Svatební Košile/The Wedding Shirt

 Name: Emma


“A girl prays to St. Mary to bring her fiancé back from war.  He comes back and knocks on her door at Vespers, and she suspects something to be off, but it’s dark, and she’s in love with him, so she goes with him into the darkening night, taking the wedding shirts her mother sewed for their impending marriage along with her. As the night passes, each time the clock strikes, he convinces her to throw away another thing connecting her to her religion/culture– first, her rosary– it’s too heavy, he says, as they trudge through the mud, on the way to the church to get married.  Second, her prayer book, because it’s weighing her down. Third, her pendant of St. Mary; she looks into his eyes, and they look dead, then looks around her, seeing they are at the church’s gates– but not the front gates, rather the gates to the cemetery. He looks away, then looks back, asking if she’s thrown her pendant away; Yes, she lies. He asks her to throw the wedding shirts over the fence, and she does, in fear; then, he helps her climb over.  In the center of the cemetery, lit with a ghostly light, is an empty grave. Her fiance takes her by the hand and leads her closer; she looks at the gravestone, and both their names are on it. He pushes her into the grave, as the light of day begins to creep upon them, and she sees him, standing above her– visibly dead, and shaking under the creeping light. Quick, he says, and she prays to St. Mary as he throws the first shovel of dirt over her; her horrifying realization striking her that her lover has come back: dead. Her prayer is answered as the sun rises, and at the crow of the rooster, he burns and crumbles to dust before her with a scream, leaving just the girl and the wedding shirts.”


“The original written version of the story is a poem written by Karen Jaromir Erben (the same guy who wrote the vodnik down). They’re both in Kytice which means golden wreath or something like that but it was a book of Czech mythology that was banned during the communist takeover for being too nationalist and a lot of the stories the way they’re written are subtly anti communist basically. Like the reason that they feel like they’re warning against what was about to culturally happen is cuz they were. Like this story is obviously like. Supposed to imply that she’s being strung along to throw away these elements of her Czech religious culture and identity for ultimately nothing. In the same way that I think the vodnik was a warning of what it would be like to defect to a different place lol or at least why I always related to it because I grew up like feeling in between water and land / with a loss of national identity because I am neither really Czech or American yk, like it’s about the experience of diaspora. The vodnik is the fish man who has to steal the woman from earth against her will in order to have companionship bc he’s repulsive and lowkey nobody would consensually be with him. And he’s not able to walk on earth without his jacket dripping bc he’s like a fish man. But he can’t find companionship amongst fish bc he’s smart like a person. So it’s lowkey kind of tragic, he’s like a Frankenstein character. Like a character who does horrible stuff but it’s lowkey like You feel sorry for him bc he got made like that. The Kytice (by Eben) is key to Czech national identity. ”

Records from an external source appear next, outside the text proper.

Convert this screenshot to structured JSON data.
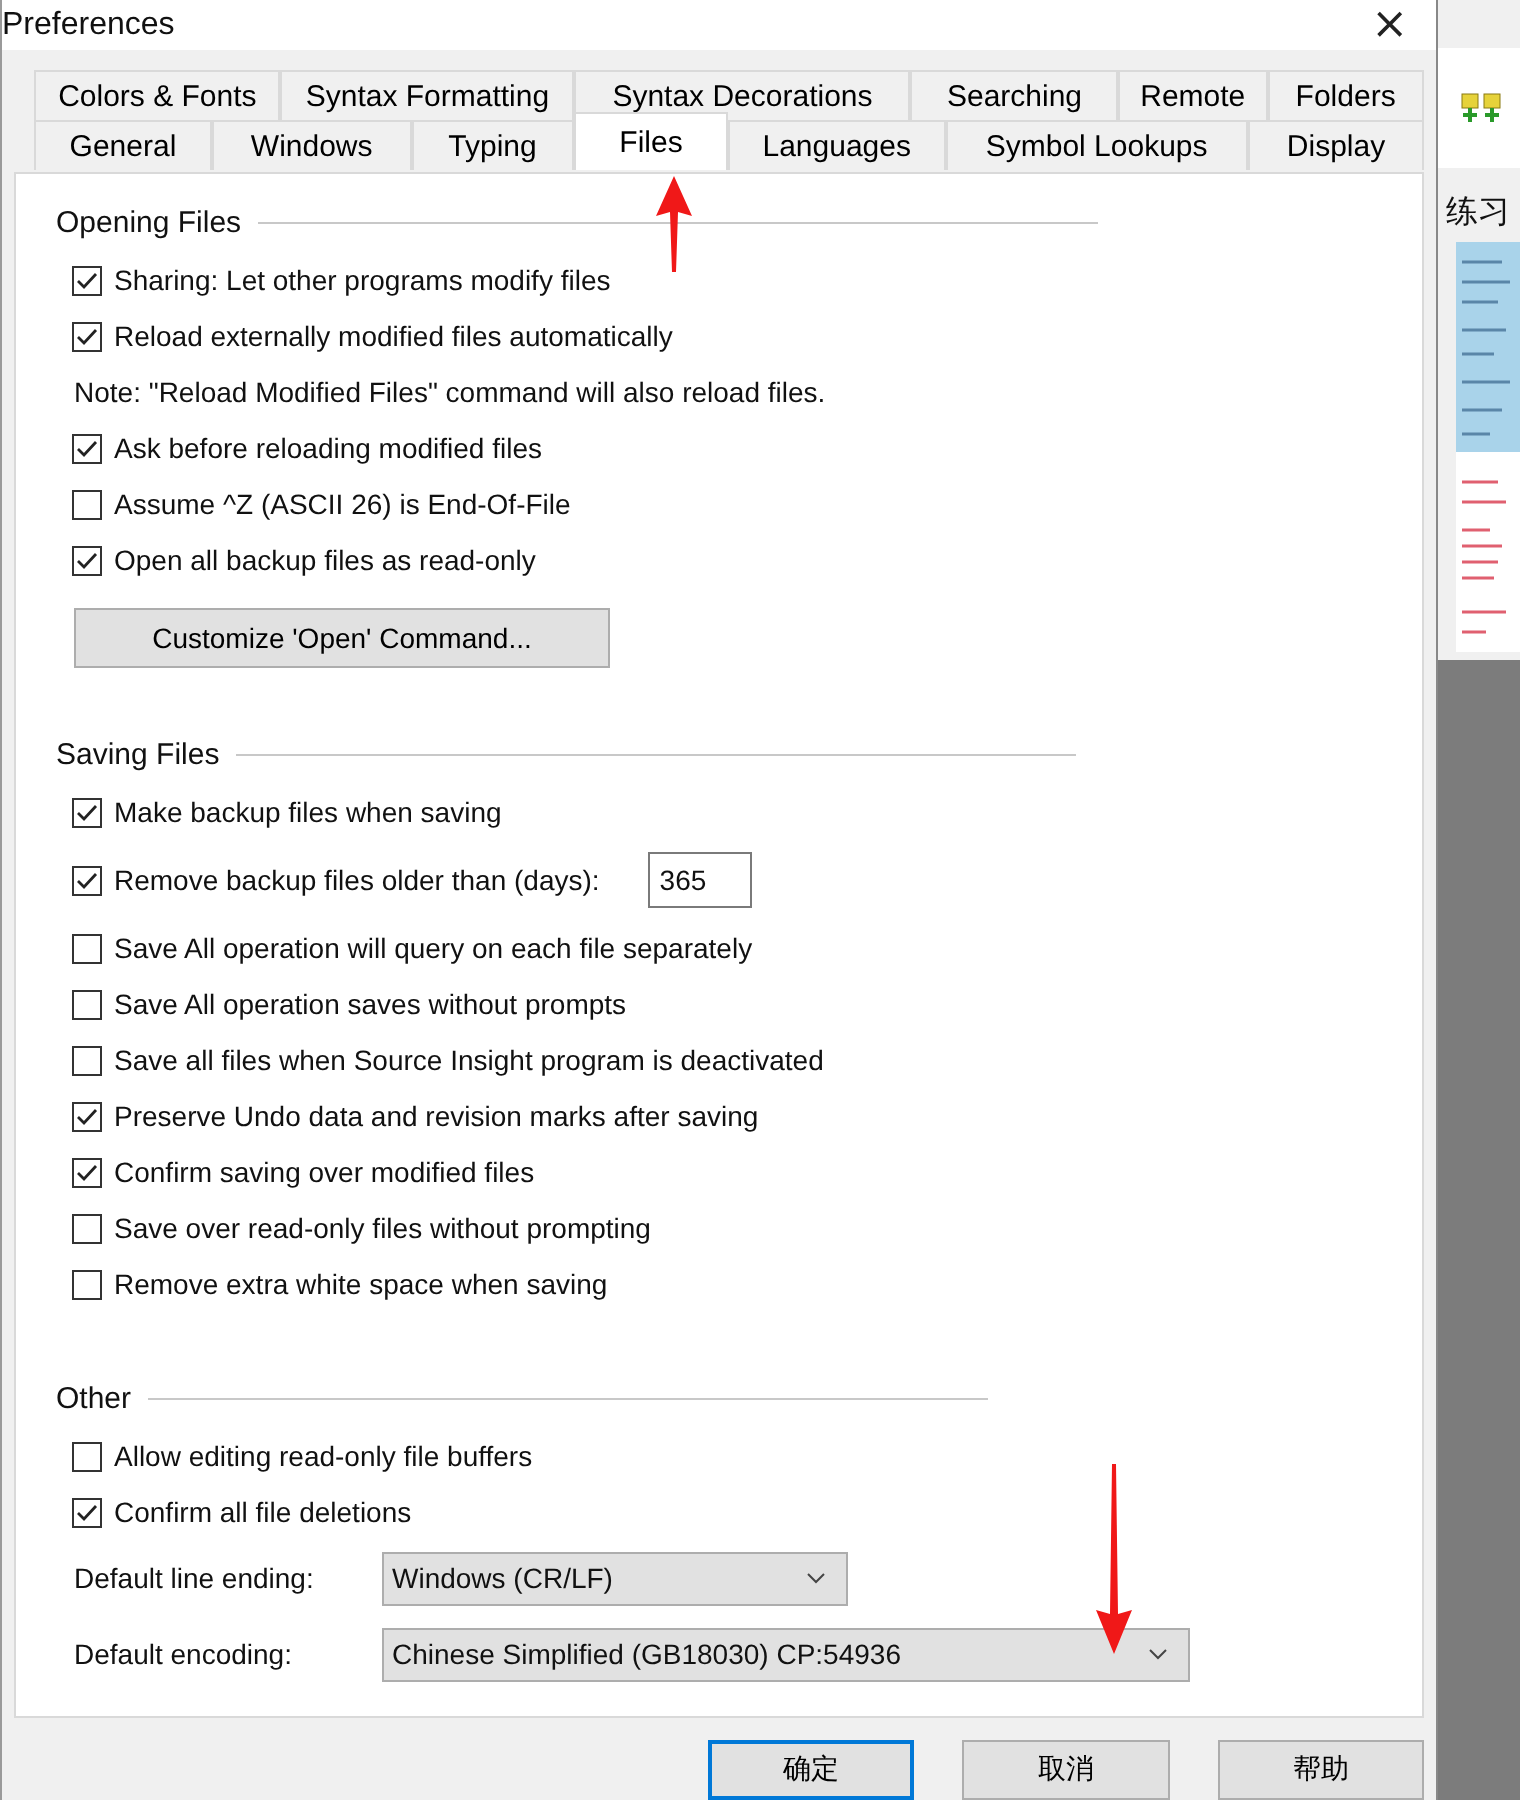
{
  "window": {
    "title": "Preferences",
    "close": "×"
  },
  "tabs": [
    [
      {
        "label": "Colors & Fonts",
        "selected": false
      },
      {
        "label": "Syntax Formatting",
        "selected": false
      },
      {
        "label": "Syntax Decorations",
        "selected": false
      },
      {
        "label": "Searching",
        "selected": false
      },
      {
        "label": "Remote",
        "selected": false
      },
      {
        "label": "Folders",
        "selected": false
      }
    ],
    [
      {
        "label": "General",
        "selected": false
      },
      {
        "label": "Windows",
        "selected": false
      },
      {
        "label": "Typing",
        "selected": false
      },
      {
        "label": "Files",
        "selected": true
      },
      {
        "label": "Languages",
        "selected": false
      },
      {
        "label": "Symbol Lookups",
        "selected": false
      },
      {
        "label": "Display",
        "selected": false
      }
    ]
  ],
  "sections": [
    {
      "title": "Opening Files",
      "items": [
        {
          "kind": "checkbox",
          "label": "Sharing: Let other programs modify files",
          "checked": true
        },
        {
          "kind": "checkbox",
          "label": "Reload externally modified files automatically",
          "checked": true
        },
        {
          "kind": "note",
          "text": "Note: \"Reload Modified Files\" command will also reload files."
        },
        {
          "kind": "checkbox",
          "label": "Ask before reloading modified files",
          "checked": true
        },
        {
          "kind": "checkbox",
          "label": "Assume ^Z (ASCII 26) is End-Of-File",
          "checked": false
        },
        {
          "kind": "checkbox",
          "label": "Open all backup files as read-only",
          "checked": true
        },
        {
          "kind": "button",
          "label": "Customize 'Open' Command..."
        }
      ]
    },
    {
      "title": "Saving Files",
      "items": [
        {
          "kind": "checkbox",
          "label": "Make backup files when saving",
          "checked": true
        },
        {
          "kind": "checkbox_field",
          "label": "Remove backup files older than (days):",
          "checked": true,
          "value": "365"
        },
        {
          "kind": "checkbox",
          "label": "Save All operation will query on each file separately",
          "checked": false
        },
        {
          "kind": "checkbox",
          "label": "Save All operation saves without prompts",
          "checked": false
        },
        {
          "kind": "checkbox",
          "label": "Save all files when Source Insight program is deactivated",
          "checked": false
        },
        {
          "kind": "checkbox",
          "label": "Preserve Undo data and revision marks after saving",
          "checked": true
        },
        {
          "kind": "checkbox",
          "label": "Confirm saving over modified files",
          "checked": true
        },
        {
          "kind": "checkbox",
          "label": "Save over read-only files without prompting",
          "checked": false
        },
        {
          "kind": "checkbox",
          "label": "Remove extra white space when saving",
          "checked": false
        }
      ]
    },
    {
      "title": "Other",
      "items": [
        {
          "kind": "checkbox",
          "label": "Allow editing read-only file buffers",
          "checked": false
        },
        {
          "kind": "checkbox",
          "label": "Confirm all file deletions",
          "checked": true
        },
        {
          "kind": "dropdown",
          "label": "Default line ending:",
          "value": "Windows (CR/LF)"
        },
        {
          "kind": "dropdown",
          "label": "Default encoding:",
          "value": "Chinese Simplified (GB18030)  CP:54936"
        }
      ]
    }
  ],
  "buttons": [
    {
      "label": "确定",
      "selected": true
    },
    {
      "label": "取消",
      "selected": false
    },
    {
      "label": "帮助",
      "selected": false
    }
  ],
  "background_window": {
    "title": "练习"
  }
}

Similar to the ghost memorate of the lady after the USSR occupation, the tale has largely to do with possessions that cannot be taken away that represents the self or more broadly put, to represent not relinquishing Czech national identity as Emma said. This can be seen through the Christian motifs throughout the tale, as different religions were not allowed under communism. Additionally, it mentions wedding artifacts such as the wedding shirt and the church gates. Terminating the wedding and only being a fiancé represents the perpetual liminal identity of individuals in limbo within those two phases caused by death – in a larger sense, the imposing political state of the country and its effects on the identity of individuals. The idea of ghosts or death could be considered an allomotif of communism in this case.